Greece, for example, has an annual budget deficit of 12.7 percent of its GDP and there are fears in the bond market that it might default on its government debt unless it gets a bailout from other European Union countries.

Hungary was forced to seek help from outside sources when the world financial crisis erupted in late 2008. Hungary's debt load was already so high that it could not borrow additional funds and had to turn instead to the International Monetary Fund, World Bank and the European Union for financial help.

"Being a member of the European Union helped," said Mr. Szombati. "Being a member of the euro zone can help you even more."

But memberships in those groups is a two-way street, the ambassador said.

"Being a member of the euro zone doesn't just mean that you can expect assistance from other economies, it also means you have to be responsible," said the ambassador. "Being a member of the euro zone cannot mean you want to have a free ride."

Cutting budget deficits is painful in the short term, but worth it, said Mr. Szombati.

"I'm sure it will," he answered when asked if Hungary's economy will be stronger in the long term because of the austerity measures. "Not only in the long term but in the mid term as well."

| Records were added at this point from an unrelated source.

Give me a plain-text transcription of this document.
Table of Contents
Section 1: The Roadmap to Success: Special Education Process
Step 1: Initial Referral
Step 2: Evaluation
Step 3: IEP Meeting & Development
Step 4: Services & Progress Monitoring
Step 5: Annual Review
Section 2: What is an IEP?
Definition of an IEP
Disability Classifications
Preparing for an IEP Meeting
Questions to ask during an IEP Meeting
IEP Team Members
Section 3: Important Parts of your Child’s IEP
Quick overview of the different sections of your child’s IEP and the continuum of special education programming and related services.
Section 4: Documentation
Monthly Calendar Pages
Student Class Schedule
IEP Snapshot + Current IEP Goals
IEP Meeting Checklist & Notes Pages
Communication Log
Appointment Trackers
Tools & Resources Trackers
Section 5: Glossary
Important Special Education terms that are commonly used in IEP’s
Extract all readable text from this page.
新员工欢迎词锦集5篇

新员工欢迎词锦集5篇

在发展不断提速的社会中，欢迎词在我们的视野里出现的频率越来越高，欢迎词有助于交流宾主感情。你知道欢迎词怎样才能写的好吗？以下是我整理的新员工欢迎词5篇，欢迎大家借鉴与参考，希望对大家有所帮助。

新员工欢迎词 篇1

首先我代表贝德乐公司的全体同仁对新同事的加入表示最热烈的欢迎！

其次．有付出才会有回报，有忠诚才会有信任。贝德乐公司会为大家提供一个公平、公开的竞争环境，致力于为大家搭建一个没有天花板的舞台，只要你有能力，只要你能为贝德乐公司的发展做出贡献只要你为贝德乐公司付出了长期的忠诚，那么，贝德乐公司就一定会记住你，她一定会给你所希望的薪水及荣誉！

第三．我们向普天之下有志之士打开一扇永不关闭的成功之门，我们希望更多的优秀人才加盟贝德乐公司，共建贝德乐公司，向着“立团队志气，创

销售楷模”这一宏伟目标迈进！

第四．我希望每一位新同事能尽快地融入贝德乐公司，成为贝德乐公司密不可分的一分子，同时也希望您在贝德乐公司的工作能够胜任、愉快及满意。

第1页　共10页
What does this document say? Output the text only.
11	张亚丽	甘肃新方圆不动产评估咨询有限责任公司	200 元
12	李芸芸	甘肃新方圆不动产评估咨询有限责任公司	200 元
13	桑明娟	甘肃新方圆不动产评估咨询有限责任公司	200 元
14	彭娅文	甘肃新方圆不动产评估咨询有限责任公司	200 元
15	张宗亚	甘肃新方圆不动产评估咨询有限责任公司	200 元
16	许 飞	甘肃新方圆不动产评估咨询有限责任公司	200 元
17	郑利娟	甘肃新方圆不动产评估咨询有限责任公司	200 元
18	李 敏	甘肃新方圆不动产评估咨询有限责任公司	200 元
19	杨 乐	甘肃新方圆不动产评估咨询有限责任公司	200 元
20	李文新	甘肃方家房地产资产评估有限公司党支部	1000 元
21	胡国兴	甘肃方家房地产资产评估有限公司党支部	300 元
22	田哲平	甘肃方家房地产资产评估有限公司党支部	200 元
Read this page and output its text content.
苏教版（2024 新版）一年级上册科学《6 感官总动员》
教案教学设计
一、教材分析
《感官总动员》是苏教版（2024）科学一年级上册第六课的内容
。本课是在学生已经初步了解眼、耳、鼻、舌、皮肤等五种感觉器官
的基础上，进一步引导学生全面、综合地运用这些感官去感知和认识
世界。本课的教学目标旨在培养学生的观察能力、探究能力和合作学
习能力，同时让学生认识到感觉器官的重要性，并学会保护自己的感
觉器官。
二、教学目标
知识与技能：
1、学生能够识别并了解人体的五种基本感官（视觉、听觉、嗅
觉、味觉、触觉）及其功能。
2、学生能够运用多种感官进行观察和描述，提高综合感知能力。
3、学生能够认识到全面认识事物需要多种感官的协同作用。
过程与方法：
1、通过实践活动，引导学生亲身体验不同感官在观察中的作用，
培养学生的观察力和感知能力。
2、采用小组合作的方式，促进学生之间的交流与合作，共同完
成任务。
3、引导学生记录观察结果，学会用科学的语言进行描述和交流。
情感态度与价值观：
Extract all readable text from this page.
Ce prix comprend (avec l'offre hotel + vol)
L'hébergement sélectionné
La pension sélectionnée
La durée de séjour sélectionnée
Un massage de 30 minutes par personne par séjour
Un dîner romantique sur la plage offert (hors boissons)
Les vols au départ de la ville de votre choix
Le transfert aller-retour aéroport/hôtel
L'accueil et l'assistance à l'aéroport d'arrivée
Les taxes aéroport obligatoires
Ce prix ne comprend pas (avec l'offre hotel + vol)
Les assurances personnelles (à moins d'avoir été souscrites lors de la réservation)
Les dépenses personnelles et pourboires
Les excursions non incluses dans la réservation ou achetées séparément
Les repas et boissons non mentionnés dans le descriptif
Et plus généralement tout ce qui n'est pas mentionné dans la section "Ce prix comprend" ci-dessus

The ambassador's trip to Atlanta was organized by John Parkerson, Hungary's honorary consul for the Southeast U.S, head of international programs at Clayton State University and attorney at FSB FisherBroyles. Also speaking at the World Trade Center event was Geza Vass, director general of Hungary's ministry for national development and economy, who discussed the country's advantages for foreign investors, including a 19 percent corporate income tax rate.

Several dozen Atlantans traveled through falling snow to attend the World Trade Center event, including John McIntyre, director of the Center for International Business Education & Research at the Georgia Institute of Technology; Witold Zabinski, managing partner of Atlanta company Corporate Strategies International Inc. and Ricardo Hubler, director of the global business growth for the Metro Atlanta Chamber.

Mr. Szombati brought the embassy chef from Washington along on the trip to prepare Hungarian food for the World Trade Center attendees.

Immediately after the ambassador's visit, Mr. Parkerson left for Veszprem, Hungary, where he is teaching international business for two weeks at the University of Pannonia as part of a faculty exchange program with Clayton State.